GaitPT: Skeletons Are All You Need For Gait Recognition
Andy Catruna, Adrian Cosma, Emilian Radoi
TL;DR
GaitPT addresses gait-based person identification using skeleton sequences without appearance cues. It introduces a four-stage hierarchical transformer that leverages anatomical priors to model joint, limb, and body-group movements, producing a discriminative 256-d gait embedding. The method achieves state-of-the-art results on CASIA-B, GREW, and Gait3D, with ablations confirming the benefit of each stage and a strong dependency on pose-estimation quality.

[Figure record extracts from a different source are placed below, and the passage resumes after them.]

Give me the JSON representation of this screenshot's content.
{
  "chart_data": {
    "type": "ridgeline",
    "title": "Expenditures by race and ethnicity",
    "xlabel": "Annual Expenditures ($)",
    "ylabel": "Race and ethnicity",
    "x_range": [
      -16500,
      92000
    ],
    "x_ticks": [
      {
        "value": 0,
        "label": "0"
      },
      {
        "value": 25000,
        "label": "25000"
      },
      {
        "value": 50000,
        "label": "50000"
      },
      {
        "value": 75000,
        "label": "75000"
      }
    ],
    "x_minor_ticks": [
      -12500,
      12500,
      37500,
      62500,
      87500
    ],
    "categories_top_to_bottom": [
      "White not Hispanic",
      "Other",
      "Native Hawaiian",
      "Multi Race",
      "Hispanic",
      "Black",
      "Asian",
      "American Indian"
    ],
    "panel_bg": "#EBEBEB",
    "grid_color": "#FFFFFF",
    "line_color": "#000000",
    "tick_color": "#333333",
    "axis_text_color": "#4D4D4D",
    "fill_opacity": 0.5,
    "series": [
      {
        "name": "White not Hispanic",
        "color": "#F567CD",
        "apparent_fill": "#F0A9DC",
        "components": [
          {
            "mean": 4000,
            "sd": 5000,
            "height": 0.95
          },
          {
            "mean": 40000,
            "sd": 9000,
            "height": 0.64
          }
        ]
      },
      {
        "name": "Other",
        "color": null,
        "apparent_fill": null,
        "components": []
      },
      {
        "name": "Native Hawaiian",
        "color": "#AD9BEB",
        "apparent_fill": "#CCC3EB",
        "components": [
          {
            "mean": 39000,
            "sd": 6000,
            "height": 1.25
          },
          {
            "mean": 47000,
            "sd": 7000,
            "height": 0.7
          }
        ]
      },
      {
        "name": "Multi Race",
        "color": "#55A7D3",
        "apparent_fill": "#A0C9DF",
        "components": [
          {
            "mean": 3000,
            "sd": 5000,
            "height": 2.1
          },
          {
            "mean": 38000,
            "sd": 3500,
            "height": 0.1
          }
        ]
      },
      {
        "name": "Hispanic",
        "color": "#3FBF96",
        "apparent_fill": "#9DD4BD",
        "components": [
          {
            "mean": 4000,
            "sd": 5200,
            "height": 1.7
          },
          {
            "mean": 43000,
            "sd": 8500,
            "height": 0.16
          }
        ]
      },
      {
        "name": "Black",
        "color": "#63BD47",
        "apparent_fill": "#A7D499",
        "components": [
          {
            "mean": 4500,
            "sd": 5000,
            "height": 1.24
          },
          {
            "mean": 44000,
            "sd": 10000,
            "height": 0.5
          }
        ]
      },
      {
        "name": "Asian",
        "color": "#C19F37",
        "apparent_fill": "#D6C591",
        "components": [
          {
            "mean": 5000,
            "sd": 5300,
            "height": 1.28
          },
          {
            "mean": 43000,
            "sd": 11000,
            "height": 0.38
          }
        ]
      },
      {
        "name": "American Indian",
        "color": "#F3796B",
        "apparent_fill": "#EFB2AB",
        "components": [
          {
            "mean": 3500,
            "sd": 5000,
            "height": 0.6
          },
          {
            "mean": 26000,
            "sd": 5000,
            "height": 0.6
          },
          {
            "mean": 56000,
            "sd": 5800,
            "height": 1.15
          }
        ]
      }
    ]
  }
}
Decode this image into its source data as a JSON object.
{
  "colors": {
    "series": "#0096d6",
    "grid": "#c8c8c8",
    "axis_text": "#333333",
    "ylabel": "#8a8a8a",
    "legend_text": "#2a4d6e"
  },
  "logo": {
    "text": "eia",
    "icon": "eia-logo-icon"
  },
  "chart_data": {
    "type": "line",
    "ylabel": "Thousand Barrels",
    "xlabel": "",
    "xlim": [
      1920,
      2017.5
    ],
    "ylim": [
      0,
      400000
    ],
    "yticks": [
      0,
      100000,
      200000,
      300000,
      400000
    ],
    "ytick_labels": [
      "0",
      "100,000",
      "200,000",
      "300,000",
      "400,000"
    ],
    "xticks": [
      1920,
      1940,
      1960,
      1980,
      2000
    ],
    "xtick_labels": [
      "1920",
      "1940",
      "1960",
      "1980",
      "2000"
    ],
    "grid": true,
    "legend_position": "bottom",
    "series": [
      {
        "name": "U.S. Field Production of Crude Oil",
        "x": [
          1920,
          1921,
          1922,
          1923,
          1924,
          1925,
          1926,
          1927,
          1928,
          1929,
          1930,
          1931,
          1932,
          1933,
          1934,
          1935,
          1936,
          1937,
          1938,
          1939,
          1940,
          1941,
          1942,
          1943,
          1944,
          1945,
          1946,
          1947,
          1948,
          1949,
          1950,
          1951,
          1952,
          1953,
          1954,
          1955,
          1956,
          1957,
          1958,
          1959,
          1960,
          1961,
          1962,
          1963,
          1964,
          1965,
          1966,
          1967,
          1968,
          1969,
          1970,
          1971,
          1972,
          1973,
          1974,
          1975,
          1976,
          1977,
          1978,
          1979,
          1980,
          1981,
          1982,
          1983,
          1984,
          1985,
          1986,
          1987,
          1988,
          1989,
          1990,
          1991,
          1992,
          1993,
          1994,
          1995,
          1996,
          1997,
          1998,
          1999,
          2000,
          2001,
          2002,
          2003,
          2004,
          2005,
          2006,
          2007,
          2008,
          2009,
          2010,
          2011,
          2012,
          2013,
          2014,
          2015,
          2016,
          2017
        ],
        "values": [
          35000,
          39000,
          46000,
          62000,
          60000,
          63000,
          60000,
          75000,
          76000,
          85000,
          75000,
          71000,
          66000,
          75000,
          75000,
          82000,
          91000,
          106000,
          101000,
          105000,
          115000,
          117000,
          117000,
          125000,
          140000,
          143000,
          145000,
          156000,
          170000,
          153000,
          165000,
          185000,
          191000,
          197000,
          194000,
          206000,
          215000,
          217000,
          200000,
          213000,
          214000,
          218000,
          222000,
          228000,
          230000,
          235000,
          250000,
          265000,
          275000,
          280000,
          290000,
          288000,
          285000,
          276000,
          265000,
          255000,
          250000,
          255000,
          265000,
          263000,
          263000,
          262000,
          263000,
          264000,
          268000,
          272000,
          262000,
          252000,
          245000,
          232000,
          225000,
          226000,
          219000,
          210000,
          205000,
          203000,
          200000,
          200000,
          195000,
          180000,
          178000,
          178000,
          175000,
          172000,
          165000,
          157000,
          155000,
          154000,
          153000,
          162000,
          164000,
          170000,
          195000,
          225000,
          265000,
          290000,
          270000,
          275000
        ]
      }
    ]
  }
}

This approach offers a privacy-friendly and scalable alternative for gait recognition with meaningful real-world impact in surveillance, healthcare, and Human-Computer Interaction contexts.
Abstract
The analysis of patterns of walking is an important area of research that has numerous applications in security, healthcare, sports and human-computer interaction. Lately, walking patterns have been regarded as a unique fingerprinting method for automatic person identification at a distance. In this work, we propose a novel gait recognition architecture called Gait Pyramid Transformer (GaitPT) that leverages pose estimation skeletons to capture unique walking patterns, without relying on appearance information. GaitPT adopts a hierarchical transformer architecture that effectively extracts both spatial and temporal features of movement in an anatomically consistent manner, guided by the structure of the human skeleton. Our results show that GaitPT achieves state-of-the-art performance compared to other skeleton-based gait recognition works, in both controlled and in-the-wild scenarios. GaitPT obtains 82.6% average accuracy on CASIA-B, surpassing other works by a margin of 6%. Moreover, it obtains 52.16% Rank-1 accuracy on GREW, outperforming both skeleton-based and appearance-based approaches.